Computing the score on read rather than writing decayed values on a schedule is the key move: it means no background job, no write amplification, and no drift between “the stored score” and “the real score.” The refresh method guarantees a recurrence never lowers urgency — it takes the max of the current decayed value and the new trigger.

Error-Code Reference

Code Meaning Action
ERR_SCORE_041 now precedes the trigger time (clock skew) Clamp elapsed to zero; fix source NTP; log the skew
ERR_SCORE_042 Invalid half-life or target fraction parameter Reject config; fall back to the default half-life
ERR_SCORE_043 Half-life set below the ingestion latency Warn — scores decay before alerts are triaged; raise the half-life
ERR_SCORE_044 Floor set above initial score Reject config; the floor must be below any initial score

Operational Notes

  • Compute on read, never on a timer. Store initial and triggered_at; derive the current score when the queue is sorted. This eliminates a whole class of batch-job drift and scales for free.
  • Pick half-life per detection class. Fast, self-limiting noise (port scans) can use a short half-life; slow-burn threats (data staging) need a long one so they do not age out mid-attack. Tune these through threshold tuning strategies.
  • Refresh, don’t re-add. On recurrence, reset the clock and take the max score; adding decayed scores together inflates them unboundedly.
  • The floor keeps history visible. A decayed alert should sink in priority but never vanish, so an analyst reviewing the day still sees it.

Verification Checklist

FAQ

Should I write decayed scores on a schedule or compute them on read?

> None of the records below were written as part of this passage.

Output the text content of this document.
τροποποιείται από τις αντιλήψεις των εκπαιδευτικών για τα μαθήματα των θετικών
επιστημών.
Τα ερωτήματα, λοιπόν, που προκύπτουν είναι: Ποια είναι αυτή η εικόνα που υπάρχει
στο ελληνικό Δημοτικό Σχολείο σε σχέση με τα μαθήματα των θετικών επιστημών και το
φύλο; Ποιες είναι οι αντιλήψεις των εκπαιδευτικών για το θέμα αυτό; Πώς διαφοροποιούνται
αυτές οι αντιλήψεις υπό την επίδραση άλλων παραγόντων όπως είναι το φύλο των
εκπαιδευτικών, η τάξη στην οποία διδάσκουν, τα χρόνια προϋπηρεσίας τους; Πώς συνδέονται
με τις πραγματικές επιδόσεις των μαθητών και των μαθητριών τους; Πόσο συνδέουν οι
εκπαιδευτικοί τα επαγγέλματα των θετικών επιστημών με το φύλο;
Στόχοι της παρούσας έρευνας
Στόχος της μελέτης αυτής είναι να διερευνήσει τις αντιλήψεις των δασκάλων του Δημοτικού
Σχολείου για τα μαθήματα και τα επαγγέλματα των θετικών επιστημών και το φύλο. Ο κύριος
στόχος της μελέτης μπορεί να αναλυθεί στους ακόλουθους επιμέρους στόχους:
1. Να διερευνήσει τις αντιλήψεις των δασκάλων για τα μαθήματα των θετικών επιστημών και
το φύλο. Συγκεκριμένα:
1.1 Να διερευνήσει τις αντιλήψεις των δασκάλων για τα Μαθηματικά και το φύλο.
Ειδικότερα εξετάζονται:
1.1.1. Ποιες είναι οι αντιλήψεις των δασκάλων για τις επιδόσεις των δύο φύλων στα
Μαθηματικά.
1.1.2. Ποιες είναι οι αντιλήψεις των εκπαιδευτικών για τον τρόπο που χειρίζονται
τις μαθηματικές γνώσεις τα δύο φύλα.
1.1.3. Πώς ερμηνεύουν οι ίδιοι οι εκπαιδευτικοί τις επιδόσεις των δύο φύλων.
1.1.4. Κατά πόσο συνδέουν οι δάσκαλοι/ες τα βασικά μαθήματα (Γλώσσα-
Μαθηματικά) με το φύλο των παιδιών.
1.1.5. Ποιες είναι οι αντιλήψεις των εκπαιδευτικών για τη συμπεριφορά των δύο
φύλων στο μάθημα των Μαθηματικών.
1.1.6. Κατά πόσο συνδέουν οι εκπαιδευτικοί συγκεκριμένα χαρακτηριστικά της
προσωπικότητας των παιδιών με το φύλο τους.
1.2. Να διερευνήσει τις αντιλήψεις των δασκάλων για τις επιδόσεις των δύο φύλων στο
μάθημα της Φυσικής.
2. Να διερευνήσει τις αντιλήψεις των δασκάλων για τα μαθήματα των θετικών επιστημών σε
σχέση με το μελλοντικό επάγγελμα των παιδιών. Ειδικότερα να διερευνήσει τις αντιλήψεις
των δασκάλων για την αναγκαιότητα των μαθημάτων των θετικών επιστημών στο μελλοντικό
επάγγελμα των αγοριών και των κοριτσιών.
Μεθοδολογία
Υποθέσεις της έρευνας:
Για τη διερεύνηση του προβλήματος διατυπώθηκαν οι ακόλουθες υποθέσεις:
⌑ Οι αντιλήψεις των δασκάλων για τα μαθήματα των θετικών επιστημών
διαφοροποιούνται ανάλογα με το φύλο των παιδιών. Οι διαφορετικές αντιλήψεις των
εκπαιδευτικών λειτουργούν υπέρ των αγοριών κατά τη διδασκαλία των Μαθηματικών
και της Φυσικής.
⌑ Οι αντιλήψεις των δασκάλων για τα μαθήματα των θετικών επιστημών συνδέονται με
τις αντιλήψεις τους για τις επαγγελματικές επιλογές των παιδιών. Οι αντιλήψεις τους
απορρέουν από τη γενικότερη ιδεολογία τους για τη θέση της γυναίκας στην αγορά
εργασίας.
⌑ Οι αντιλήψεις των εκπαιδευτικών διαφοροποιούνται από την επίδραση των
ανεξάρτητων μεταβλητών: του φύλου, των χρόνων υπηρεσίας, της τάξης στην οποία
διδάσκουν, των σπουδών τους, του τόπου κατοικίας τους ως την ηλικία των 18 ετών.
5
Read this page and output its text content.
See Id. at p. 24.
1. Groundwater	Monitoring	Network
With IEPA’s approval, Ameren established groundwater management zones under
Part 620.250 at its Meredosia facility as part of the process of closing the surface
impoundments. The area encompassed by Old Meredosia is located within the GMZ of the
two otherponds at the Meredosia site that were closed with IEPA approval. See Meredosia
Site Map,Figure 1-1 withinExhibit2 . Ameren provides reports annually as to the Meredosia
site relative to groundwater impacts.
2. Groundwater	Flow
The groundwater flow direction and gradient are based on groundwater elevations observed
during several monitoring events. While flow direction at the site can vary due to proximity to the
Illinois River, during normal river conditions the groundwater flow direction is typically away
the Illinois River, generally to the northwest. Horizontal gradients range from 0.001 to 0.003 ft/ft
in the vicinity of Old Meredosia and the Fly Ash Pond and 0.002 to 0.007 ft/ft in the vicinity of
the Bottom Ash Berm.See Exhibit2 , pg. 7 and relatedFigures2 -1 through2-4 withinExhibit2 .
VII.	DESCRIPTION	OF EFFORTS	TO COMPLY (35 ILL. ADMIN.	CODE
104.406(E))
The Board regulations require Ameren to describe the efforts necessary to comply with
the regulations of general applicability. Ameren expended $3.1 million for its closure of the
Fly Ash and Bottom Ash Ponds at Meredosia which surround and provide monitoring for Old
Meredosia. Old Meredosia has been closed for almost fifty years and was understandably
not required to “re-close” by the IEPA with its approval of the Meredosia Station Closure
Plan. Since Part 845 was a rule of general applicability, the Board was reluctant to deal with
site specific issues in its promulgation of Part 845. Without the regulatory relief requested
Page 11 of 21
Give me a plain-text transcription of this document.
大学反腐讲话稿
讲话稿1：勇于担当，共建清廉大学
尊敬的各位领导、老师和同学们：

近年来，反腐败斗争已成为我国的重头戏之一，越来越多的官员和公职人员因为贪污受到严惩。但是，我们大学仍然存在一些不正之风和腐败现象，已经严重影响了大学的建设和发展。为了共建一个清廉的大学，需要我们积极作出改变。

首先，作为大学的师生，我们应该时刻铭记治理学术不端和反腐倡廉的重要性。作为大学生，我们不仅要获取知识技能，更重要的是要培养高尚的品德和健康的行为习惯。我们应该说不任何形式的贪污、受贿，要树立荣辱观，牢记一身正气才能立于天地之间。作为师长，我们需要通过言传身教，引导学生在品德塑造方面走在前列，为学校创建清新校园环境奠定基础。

Compute on read. Storing only the initial score and its trigger time, then deriving the current value when you sort the queue, avoids a background job entirely and guarantees the displayed score is always exact. Scheduled decay writes cause drift between the stored and true score, add write amplification, and introduce a batch-lag failure mode — all for no benefit, since the decay function is cheap to evaluate.

How do I choose a half-life?

Match it to how quickly the threat class self-limits. Noisy, self-resolving detections like port scans can decay fast (minutes), so they clear the queue once they stop. Slow-burn threats like data staging or beaconing need a long half-life (many hours) so an active-but-quiet incident does not age out before an analyst reaches it. Validate by replaying incidents and confirming real cases stay actionable long enough.

Why take the max on recurrence instead of adding?

Because adding decayed scores has no natural ceiling and lets a chatty-but-benign source climb indefinitely, while taking the max of the current decayed value and the new trigger keeps the score bounded and meaningful: a recurring threat stays hot without inflating past its true severity. Convergence across sources is handled separately by the scoring engine’s multiplier, not by summing decays.